The latter half of the 90s saw the actress appearing in back-to-back romantic comedies, My Best Friend's Wedding (1997), Stepmom, Notting Hill (1999), and Runaway Bride (1999). From 1990, when Pretty Woman released, to My Best Friend’s Wedding in 1997, Roberts only appeared in the legal thriller The Pelican Belief. Despite the film’s decent earnings, it was Roberts’ take as the manipulative yet vulnerable woman in My Best Friend’s Wedding that resonated most with the viewers.
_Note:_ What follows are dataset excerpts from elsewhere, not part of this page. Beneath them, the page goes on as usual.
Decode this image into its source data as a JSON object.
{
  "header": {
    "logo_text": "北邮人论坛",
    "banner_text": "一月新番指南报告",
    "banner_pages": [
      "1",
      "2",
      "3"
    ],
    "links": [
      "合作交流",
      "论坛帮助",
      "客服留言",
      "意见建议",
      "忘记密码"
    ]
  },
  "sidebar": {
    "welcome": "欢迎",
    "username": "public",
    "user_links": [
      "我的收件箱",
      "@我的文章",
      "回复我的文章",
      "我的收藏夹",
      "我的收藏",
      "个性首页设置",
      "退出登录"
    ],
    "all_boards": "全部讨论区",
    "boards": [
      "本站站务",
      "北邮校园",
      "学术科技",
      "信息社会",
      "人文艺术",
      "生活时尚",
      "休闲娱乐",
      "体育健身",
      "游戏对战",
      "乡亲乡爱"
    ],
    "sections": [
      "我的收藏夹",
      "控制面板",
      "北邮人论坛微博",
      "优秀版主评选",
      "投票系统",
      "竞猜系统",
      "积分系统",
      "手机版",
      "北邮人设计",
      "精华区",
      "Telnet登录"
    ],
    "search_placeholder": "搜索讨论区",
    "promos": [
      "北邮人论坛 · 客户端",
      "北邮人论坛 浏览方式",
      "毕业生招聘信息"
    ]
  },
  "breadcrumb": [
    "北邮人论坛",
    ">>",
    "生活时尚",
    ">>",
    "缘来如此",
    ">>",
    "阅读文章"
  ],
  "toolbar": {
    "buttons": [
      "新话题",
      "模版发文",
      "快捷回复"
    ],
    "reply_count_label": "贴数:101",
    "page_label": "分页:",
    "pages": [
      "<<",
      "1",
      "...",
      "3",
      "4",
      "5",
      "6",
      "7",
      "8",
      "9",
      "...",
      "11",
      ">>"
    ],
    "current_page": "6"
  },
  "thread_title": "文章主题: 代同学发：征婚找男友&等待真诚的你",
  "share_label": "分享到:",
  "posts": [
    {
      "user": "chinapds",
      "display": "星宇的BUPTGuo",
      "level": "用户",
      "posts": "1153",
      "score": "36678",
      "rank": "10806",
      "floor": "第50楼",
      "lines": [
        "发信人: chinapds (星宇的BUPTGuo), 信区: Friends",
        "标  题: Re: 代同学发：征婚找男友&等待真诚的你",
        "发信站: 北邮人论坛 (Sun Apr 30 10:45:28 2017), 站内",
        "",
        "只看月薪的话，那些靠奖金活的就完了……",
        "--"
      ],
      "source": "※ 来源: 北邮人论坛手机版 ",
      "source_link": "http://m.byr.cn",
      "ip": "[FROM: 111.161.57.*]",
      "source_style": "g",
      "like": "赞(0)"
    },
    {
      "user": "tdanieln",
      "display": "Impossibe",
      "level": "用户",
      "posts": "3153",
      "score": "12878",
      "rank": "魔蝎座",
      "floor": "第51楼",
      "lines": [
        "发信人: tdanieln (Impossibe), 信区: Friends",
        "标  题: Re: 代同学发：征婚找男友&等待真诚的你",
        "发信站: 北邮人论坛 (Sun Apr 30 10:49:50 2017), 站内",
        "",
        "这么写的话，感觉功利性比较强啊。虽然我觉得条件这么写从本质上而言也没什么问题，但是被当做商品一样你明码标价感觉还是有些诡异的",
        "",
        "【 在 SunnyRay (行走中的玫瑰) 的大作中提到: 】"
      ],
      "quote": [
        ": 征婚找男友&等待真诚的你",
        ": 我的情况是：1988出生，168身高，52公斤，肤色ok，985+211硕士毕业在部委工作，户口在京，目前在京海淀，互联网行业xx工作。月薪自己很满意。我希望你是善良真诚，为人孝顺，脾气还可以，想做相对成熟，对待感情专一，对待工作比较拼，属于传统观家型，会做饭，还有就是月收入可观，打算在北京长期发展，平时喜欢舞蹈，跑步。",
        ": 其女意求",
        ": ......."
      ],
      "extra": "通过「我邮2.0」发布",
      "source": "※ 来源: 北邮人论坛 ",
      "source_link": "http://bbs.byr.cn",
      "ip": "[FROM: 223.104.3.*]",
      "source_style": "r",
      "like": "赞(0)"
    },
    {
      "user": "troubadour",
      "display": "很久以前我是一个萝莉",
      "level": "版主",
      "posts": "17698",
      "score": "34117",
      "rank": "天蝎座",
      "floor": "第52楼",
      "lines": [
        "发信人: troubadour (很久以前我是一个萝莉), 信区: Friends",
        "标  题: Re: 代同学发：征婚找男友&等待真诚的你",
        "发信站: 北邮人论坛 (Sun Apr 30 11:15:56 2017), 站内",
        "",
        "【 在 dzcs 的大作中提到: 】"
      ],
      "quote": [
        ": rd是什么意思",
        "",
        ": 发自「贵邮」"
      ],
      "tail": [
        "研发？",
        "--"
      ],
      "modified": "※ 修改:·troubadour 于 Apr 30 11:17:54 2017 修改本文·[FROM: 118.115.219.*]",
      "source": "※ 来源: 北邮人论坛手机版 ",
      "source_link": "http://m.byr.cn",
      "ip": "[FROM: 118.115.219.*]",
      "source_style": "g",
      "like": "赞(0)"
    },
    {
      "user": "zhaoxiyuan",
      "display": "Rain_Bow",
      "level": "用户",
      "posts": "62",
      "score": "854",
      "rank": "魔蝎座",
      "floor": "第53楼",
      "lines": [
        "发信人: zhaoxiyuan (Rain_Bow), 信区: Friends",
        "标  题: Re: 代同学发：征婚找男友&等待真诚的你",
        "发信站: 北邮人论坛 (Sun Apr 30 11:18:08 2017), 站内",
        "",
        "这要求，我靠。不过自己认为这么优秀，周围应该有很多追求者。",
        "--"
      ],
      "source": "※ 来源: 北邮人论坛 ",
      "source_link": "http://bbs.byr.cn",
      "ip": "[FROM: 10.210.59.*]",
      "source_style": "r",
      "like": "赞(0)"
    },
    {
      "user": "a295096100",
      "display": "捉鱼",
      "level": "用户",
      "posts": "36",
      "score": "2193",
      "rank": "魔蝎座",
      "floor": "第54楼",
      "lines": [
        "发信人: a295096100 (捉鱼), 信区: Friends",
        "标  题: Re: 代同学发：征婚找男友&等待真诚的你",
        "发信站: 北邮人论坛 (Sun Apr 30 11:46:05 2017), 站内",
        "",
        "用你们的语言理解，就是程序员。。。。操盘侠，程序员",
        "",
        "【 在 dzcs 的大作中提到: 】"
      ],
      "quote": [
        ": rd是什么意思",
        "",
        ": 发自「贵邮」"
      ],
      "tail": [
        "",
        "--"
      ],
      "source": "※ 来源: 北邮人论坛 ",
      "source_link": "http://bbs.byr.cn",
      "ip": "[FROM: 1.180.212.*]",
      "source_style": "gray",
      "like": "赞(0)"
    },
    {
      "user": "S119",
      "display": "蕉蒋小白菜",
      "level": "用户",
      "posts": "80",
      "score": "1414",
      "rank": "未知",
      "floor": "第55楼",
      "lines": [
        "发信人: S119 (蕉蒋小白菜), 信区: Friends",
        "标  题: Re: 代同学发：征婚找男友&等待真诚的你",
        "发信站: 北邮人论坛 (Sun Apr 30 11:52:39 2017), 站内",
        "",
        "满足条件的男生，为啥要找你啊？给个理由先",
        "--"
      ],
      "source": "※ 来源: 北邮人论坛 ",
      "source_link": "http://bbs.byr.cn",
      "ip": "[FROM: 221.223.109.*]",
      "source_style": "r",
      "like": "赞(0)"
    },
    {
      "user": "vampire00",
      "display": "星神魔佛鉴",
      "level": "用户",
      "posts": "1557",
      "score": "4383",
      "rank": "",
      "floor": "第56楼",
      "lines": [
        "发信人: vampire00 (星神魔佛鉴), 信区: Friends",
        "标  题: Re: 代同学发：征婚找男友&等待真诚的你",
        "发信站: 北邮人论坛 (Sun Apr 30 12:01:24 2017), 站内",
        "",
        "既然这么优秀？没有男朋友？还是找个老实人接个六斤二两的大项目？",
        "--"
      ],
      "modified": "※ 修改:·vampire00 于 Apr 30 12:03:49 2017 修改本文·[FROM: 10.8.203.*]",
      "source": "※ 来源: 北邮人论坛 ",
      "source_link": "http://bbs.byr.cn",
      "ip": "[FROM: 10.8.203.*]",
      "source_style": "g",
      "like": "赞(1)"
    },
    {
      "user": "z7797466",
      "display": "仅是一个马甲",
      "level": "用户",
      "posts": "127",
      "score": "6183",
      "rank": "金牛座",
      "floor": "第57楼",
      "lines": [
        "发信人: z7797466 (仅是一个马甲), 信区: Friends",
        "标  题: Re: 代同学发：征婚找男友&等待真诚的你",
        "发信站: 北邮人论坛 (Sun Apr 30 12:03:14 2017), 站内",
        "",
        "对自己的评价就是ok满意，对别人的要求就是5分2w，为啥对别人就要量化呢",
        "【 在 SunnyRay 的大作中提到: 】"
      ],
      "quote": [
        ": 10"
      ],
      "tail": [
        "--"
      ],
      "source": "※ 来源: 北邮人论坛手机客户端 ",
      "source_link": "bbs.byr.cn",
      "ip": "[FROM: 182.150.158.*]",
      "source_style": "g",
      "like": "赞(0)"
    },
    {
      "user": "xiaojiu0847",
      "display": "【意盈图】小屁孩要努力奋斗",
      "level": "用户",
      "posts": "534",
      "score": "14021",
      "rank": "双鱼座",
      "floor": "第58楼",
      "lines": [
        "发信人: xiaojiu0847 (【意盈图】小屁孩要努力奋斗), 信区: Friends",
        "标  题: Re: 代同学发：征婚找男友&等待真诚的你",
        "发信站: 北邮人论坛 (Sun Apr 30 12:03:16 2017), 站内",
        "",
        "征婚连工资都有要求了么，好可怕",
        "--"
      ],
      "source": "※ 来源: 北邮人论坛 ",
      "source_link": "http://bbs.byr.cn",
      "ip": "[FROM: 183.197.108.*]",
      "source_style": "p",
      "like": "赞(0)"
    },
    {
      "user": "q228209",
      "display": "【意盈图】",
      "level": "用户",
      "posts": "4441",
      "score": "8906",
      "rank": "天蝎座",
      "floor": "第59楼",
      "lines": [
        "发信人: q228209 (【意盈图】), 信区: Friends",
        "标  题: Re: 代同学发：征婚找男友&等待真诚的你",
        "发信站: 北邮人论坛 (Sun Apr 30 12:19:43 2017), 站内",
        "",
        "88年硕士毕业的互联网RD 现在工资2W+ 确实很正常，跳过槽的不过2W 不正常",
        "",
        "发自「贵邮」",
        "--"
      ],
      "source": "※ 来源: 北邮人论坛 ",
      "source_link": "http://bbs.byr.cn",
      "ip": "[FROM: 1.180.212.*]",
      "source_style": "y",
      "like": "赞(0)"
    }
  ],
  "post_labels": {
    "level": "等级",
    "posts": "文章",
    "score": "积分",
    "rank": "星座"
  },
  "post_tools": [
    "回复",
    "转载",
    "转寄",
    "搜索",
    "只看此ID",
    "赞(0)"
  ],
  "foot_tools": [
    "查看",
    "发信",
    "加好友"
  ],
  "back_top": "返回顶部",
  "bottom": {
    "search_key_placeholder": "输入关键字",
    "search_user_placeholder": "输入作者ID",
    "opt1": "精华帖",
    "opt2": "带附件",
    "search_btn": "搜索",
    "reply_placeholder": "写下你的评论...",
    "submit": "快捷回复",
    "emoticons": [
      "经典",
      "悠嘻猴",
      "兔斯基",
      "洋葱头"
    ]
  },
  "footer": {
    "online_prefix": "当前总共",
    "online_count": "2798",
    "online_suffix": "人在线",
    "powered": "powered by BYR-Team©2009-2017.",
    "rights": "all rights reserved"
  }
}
The film finds Julia Roberts’s Julianne Potter in a pickle when she suddenly develops romantic feelings for her old friend upon learning that he is engaged. She is understandably disconcerted when her back-up marriage pact with her friend Michael (Dermot Mulroney) is tossed out of the window. While initially fun, Julianne’s plans to break off Michael’s engagement become increasingly unsettling to watch. But it is only to the credit of the actor that the audience at once condemns and empathises with Jules. She is deeply flawed, yet, it is her flaws that make her human. Notting Hill was more conventional in comparison, where the protagonists navigate their differences and fall in love. It was a fuzzy, cheesy romantic comedy that remains an immensely pleasurable watch even two decades after its release. Robert’s “I’m just a girl” dialogue is still etched in public memory, because of how earnest the actress made it sound.

By the 2000s, not only was Roberts one of the most bankable stars in Hollywood, reports state the actress was the first female actor to earn a $20 million paycheck for Steven Soderbergh’s Erin Brockovich. Roberts took home her first Best Actress Oscar for her portrayal of the real-life woman who took down a corrupt corporate giant. The movie squarely rested on the sassy screenplay and the lead actor’s ability to convincingly deliver them.

In a career spanning over thirty years, Roberts has over 70 film and TV show titles to her name. Not all of them were spun gold at the box office, though. Mike Newell’s Mona Lisa Smile for example, has had many contemporary critics appreciating Roberts’ carefree and inspirational teacher, Katherine Ann Watson. But when it hit the screens in 2003, the film was dismissed as a Dead Poets Society-like chick flick. Even Eat Pray Love, despite its ambitious scope, feels too gimmicky to be taken seriously.

In the latter part of her career, Roberts has deliberately moved away from romantic comedies. Both Wonder (2017) and Homecoming (2018), her latest film and TV outings, respectively, are a far cry from her sprightly image. Wonder centred on a young boy with Treacher Collins Syndrome, a genetic facial deformity. Roberts and Owen Wilson play his parents. As a mother to a boy who is considered a social pariah by his schoolmates, Roberts was heartbreakingly beautiful. But Homecoming the Apple TV+ psychological thriller series, is perhaps Roberts’ finest piece of work till date. In this show, she is not the easily discernible, likeable heroine. In this chilling 10-episode series, she is an enigma. The role is unlike anything she has ever done before. In fact, she does away with every bit of Julia Roberts-ness for the role of Heidi Bergman, a therapist working to rehabilitate and help former soldiers return to civilian life. With Homecoming she also proved to naysayers that she is more than her perceived persona.

The actor continues to sign films after films, her latest being Ticket To Paradise (co-starring George Cloonet and Kaitlyn Dever).